If you had told a 14-year-old Burke Masters that he was going to be a Catholic priest, he might not have laughed so much as asked if you were feeling well. Masters was going to be a baseball player, and besides, he wasn’t Catholic.
It wasn’t that he didn’t know priests. He was a freshman at Providence Catholic High School in New Lenox, Illinois, a school he chose for two reasons: academics and baseball. But Masters — now Father Masters — had been raised in a home that was filled with Christian values but with parents who did not want to force their children into any particular church.
For the next several years, it looked like his plans would come to fruition. He won NCAA academic honors playing baseball at Mississippi State, where he once went 6 for 6 and hit a ninth-inning grand slam to win an NCAA regional game and appeared in a College World Series.
He went undrafted but played briefly in the White Sox organization in Utica, New York. He eventually switched his dream to running a major-league club instead of playing for one. He started in the front office of the Kane County Cougars, a minor-league team west of Chicago.
But all along, there were signs. By the time he graduated from high school, he had become Catholic, and he took his faith seriously.
During his time at Providence, a religion teacher told him he was looking for something and recommended that he read the Gospel of Matthew. “It wasn’t something I was looking for, it was someone,” he said. “And that was really my introduction of the Gospel of Matthew.”
He learned about the Catholic faith at school and sat and watched and listened at school Masses. He accidentally received his first Communion at a retreat — the group was small, and when the priest approached Masters with the host, he opened his mouth to explain that he wasn’t Catholic.

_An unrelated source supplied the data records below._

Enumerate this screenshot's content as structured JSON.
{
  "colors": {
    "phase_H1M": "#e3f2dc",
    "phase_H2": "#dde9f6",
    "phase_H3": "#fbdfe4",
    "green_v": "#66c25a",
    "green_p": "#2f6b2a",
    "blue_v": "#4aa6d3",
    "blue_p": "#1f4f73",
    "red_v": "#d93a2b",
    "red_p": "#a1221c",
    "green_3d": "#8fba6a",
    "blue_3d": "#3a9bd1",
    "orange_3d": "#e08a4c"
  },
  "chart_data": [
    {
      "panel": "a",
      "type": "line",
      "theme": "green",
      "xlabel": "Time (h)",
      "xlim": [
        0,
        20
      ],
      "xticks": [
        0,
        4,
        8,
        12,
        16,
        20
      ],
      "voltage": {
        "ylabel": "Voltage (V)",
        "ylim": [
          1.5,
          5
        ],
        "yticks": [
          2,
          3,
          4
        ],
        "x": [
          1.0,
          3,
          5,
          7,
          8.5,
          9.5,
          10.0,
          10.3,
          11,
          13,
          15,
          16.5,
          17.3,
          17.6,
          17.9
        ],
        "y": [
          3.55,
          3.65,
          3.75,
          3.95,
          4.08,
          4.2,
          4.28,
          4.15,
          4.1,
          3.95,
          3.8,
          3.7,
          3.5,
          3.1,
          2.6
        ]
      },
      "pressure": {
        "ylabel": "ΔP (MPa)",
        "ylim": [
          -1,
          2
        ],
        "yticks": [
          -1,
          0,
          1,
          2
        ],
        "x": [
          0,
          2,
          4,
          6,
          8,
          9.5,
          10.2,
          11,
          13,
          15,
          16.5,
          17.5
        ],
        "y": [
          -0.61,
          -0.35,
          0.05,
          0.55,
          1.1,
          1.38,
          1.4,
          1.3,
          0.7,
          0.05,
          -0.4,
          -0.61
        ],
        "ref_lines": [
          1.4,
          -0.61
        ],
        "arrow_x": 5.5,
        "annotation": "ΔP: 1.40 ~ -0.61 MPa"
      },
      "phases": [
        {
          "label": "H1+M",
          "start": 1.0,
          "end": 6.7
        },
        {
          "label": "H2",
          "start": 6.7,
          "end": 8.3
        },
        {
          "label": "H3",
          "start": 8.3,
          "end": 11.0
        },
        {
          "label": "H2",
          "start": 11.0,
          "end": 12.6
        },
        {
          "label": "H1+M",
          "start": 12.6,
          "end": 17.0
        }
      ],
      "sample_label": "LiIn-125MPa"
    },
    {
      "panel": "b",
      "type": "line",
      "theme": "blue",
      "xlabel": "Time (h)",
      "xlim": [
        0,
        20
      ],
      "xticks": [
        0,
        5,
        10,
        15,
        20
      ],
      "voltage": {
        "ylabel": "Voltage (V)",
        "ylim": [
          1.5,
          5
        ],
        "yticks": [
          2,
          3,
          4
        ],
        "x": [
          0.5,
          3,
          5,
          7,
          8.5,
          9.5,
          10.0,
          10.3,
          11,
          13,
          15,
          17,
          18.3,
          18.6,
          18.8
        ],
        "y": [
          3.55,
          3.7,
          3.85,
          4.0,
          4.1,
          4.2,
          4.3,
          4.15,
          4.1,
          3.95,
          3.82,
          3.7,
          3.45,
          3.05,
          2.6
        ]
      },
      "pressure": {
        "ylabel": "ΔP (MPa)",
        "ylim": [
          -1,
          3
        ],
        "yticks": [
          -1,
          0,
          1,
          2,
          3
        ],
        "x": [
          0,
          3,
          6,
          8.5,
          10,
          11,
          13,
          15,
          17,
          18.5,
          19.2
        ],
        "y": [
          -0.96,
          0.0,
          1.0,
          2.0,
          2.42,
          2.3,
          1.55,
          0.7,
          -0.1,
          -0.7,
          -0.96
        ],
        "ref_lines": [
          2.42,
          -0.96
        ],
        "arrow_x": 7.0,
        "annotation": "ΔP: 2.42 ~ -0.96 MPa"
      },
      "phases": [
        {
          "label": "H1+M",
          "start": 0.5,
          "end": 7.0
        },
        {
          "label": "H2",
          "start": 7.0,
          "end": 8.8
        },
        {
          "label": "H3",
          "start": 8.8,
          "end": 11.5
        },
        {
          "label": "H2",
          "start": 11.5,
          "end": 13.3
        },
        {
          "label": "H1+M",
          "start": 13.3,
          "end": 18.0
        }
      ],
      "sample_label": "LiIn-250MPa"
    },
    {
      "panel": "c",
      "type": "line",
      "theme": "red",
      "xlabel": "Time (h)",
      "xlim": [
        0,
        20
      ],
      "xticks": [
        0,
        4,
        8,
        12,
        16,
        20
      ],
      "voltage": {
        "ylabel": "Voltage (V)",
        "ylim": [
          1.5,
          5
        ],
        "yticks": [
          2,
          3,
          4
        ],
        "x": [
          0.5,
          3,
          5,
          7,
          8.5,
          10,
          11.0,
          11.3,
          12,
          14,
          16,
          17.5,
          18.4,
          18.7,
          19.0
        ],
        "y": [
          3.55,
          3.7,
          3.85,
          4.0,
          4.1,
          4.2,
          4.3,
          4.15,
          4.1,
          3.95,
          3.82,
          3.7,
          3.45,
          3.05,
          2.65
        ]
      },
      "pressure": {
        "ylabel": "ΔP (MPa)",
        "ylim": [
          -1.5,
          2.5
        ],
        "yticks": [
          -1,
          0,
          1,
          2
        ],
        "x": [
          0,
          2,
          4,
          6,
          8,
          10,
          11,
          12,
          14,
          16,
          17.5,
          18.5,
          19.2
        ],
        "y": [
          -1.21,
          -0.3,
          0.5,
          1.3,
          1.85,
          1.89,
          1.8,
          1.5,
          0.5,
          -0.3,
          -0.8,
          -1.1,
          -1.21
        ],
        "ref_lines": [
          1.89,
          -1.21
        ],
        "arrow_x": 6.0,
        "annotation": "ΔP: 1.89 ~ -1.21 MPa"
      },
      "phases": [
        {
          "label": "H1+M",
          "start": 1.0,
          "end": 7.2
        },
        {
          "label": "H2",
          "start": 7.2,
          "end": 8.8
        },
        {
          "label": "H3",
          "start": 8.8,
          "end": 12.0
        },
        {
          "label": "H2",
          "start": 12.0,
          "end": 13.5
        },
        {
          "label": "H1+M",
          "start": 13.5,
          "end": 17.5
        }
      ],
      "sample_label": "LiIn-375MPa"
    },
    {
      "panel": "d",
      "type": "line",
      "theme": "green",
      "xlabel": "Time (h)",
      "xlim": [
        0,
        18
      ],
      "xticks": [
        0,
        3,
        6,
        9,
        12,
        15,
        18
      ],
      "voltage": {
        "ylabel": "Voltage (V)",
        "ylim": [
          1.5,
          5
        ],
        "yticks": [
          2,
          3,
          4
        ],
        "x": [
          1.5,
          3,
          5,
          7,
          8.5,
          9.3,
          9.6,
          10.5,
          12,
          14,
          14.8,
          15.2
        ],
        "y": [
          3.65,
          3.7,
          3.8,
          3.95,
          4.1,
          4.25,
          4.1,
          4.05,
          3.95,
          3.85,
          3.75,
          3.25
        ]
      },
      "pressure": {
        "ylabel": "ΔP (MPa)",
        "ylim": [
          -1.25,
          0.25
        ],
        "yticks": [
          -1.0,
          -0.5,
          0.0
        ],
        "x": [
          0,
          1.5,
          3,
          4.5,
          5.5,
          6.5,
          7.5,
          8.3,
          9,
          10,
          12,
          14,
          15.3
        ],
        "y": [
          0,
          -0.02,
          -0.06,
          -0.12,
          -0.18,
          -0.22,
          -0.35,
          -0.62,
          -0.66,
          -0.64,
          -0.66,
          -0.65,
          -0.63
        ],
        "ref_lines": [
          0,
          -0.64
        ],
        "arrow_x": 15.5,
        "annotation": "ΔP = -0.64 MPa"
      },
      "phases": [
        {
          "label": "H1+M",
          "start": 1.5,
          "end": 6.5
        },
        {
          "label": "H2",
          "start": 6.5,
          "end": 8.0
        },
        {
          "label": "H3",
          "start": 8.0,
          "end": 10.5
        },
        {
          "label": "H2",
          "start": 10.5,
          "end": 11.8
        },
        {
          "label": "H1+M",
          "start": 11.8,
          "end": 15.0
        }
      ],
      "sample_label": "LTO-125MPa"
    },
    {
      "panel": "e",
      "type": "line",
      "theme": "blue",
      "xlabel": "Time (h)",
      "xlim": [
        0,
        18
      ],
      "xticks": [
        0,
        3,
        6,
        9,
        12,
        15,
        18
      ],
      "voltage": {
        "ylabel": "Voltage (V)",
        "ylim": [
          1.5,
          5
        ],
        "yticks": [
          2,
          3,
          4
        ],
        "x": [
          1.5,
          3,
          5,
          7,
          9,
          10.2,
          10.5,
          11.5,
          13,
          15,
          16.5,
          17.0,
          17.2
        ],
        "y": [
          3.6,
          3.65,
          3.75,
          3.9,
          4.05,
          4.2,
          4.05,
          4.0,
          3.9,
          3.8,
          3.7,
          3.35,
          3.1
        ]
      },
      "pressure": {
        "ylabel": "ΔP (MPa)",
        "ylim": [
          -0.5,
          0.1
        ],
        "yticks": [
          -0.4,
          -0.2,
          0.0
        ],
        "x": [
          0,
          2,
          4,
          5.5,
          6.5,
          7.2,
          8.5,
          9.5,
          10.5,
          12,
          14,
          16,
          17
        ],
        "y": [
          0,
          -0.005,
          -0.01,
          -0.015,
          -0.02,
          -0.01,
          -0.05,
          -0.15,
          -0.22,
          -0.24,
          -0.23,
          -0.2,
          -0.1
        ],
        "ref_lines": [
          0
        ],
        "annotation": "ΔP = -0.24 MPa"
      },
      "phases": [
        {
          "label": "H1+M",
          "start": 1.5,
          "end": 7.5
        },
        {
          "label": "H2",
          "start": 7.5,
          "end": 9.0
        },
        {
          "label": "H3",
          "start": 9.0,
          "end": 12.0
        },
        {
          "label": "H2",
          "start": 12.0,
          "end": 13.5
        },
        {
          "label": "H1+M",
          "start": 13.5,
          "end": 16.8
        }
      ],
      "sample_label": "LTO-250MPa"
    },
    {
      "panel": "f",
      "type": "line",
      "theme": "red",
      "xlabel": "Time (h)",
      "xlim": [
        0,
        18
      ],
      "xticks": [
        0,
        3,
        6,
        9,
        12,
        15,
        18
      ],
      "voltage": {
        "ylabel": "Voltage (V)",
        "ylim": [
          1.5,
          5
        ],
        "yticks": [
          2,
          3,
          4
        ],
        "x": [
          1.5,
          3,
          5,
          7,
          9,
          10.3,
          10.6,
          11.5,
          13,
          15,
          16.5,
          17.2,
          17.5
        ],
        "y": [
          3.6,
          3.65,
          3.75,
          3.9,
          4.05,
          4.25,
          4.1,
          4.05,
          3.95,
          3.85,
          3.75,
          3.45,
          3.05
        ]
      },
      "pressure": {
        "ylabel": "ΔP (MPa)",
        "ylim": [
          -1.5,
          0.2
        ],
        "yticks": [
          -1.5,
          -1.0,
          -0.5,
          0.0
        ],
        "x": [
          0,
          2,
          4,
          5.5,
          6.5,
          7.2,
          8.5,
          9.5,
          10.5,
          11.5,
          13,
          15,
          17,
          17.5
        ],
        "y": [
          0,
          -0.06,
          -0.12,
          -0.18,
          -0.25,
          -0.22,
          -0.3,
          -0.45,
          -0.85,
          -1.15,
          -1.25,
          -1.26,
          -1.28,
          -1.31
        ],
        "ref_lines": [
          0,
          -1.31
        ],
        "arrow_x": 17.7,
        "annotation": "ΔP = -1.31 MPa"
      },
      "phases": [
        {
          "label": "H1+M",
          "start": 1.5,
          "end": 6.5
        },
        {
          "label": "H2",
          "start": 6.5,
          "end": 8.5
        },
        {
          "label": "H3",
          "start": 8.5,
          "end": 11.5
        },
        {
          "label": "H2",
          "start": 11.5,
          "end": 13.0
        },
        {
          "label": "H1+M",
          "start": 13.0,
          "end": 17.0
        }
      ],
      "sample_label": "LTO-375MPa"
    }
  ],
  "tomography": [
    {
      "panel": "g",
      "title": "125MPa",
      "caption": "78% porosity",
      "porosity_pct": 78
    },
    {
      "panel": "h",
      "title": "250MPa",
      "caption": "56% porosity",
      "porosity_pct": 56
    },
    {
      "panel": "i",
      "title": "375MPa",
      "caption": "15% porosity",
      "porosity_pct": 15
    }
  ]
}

The priest thought he opened his mouth to receive the host and placed it on his tongue.
That experience made him think again about the real presence of Christ in the Eucharist, Father Masters said.
“I learned about it in school, and I thought it was nice in theory, but not reality,” he said. “But when I received that host, it wasn’t just bread. There was definitely more going on.”
He went home and told his parents he wanted to become Catholic, and they told him to take a year to think and learn, and if he still wanted to, he could enter the Church when he was 18.
On May 26, 1985, he was baptized, received his second holy Communion and was confirmed in the chapel of his high school.
Nine years later, at 27, his girlfriend brought him to Eucharistic adoration for the first time. “I had never heard of adoration before,” he said.
But it was at adoration when he started having persistent thoughts about being called to the priesthood.
“I didn’t want to do it,” he said. “I fought with God. I said, ‘You’re going to have to make this clear.’ So people started coming up to me and saying, ‘Have you ever thought about becoming a priest?’”
After a long talk with his girlfriend, he decided to enter the seminary to “get God off my back.”
He entered the seminary in the fall of 1997 and was ordained in 2002. He served as a parish priest for four years and then began working in the vocation office for the Diocese of Joliet, Illinois, where he is now the director.
He meets with young men who come and say, “I can’t get priesthood out of my mind,” and he tells them his story. He tells them to pay attention if “God is gently, persistently calling them” and offers some tips on discernment and finding a spiritual director.
And the girlfriend he had to break things off with to enter the seminary? The second wedding he celebrated after he was ordained was hers, to his best friend.
As for baseball aspirations, it would seem God covered that base too. He keeps contact with the game by serving as chaplain for the Chicago Cubs.
Looking back, he said, it seems apparent that he was being led along a path to the priesthood. But while he was on the journey, the way was anything but clear.
“Looking back on it, I just kind of shake my head and smile,” Father Masters said. “There definitely was confusion about whether I was called to marriage or the priesthood. But it’s all God’s providence.”
Michelle Martin writes from Illinois.